Manolyaların iri taç yapraklarını dökmesini müteakip çiçeklenme sırasını kiraz ağaçlarına bırakmasını bekliyoruz. Sokaklar sümbül kokuyor, yakındır yerlerini lalelere bırakacaklar. Bluebell çiçeklerini bir Hallerbos ormanından açar sanıyorsanız yanılıyorsunuz, tohumlarının döküldüğü her yer Hallerbos onlara, evlerin bakımsız bahçeleri bile. 


Baharı beklerken Flamanca A1 sertifikamı üçüncü defa aldım. İlkini iş yerinin kursundan almıştım. Araya Covid girdi, benim Flamanca güme gittiydi. Sonraki kursa gitme girişimimle A2’yi bile atmıştım cebe, hatta B1’e başlamıştım. Araya işte yeni sorumluluklar ve fazla mesailerle iş seyahatleri girince kalıvermişti öylece. Baktım kursla olacak gibi değil, daha gerçekçi hedefler koydum kendime ve her bahar gibi bu bahar da harekete geçtim, bu defa uygulama üzerinden. Derslerin üzerinden geçip güya hemen B1 atlayacaktım, ama yok öyle değilmiş, tek tek alıyorum sertifikaları yeniden. En çok A1 sertifikası alan insan olarak rekorlar kitabına geçmeden A2’yi almam lazım. 
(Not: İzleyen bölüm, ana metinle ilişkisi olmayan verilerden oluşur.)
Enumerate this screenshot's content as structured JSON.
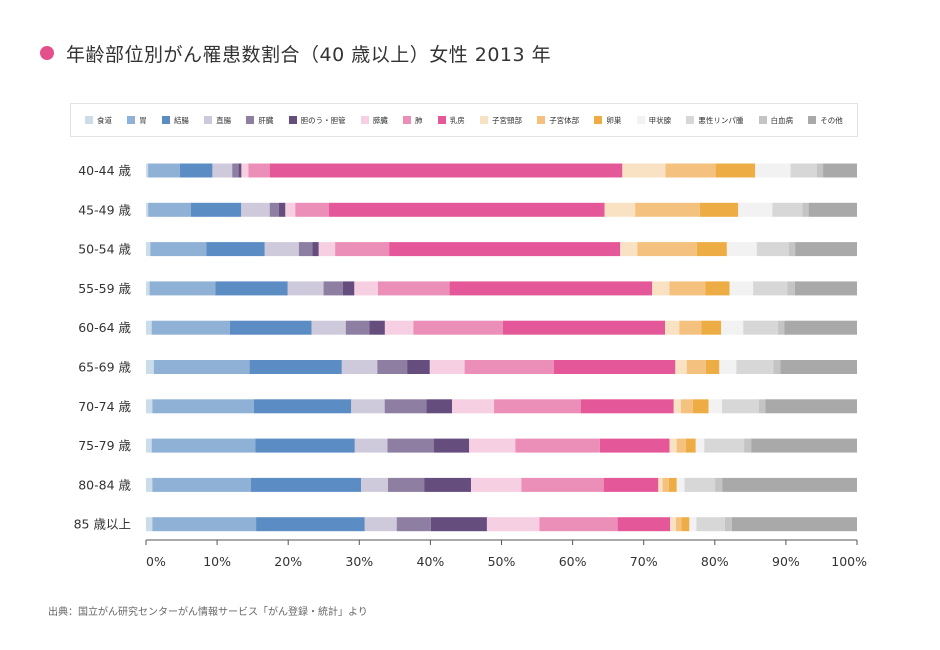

Baharı beklerken martiniçkalarım da kolumda bekliyor baharı ve göçmen kuşları. Buralar ayaz buralar kış, göçmen kuşlar ne zaman uğrayacak da benim dilekler olacak? Peki ben o kuşların göçmen kuş olduğunu nasıl anlayacağım? Leylek olmasa da mesela karga olsa, ya da ördek? Burda ben hiç leylek görmedim, kargayla halledemez miyiz? Yok mu bunun bir oluru? Göçmen kuşların bile uğramadığı buralara biz geldik göçtük, ne acayip ne deli sorular bunlar…


Baharı beklerken delirmeye az mı kaldı nedir?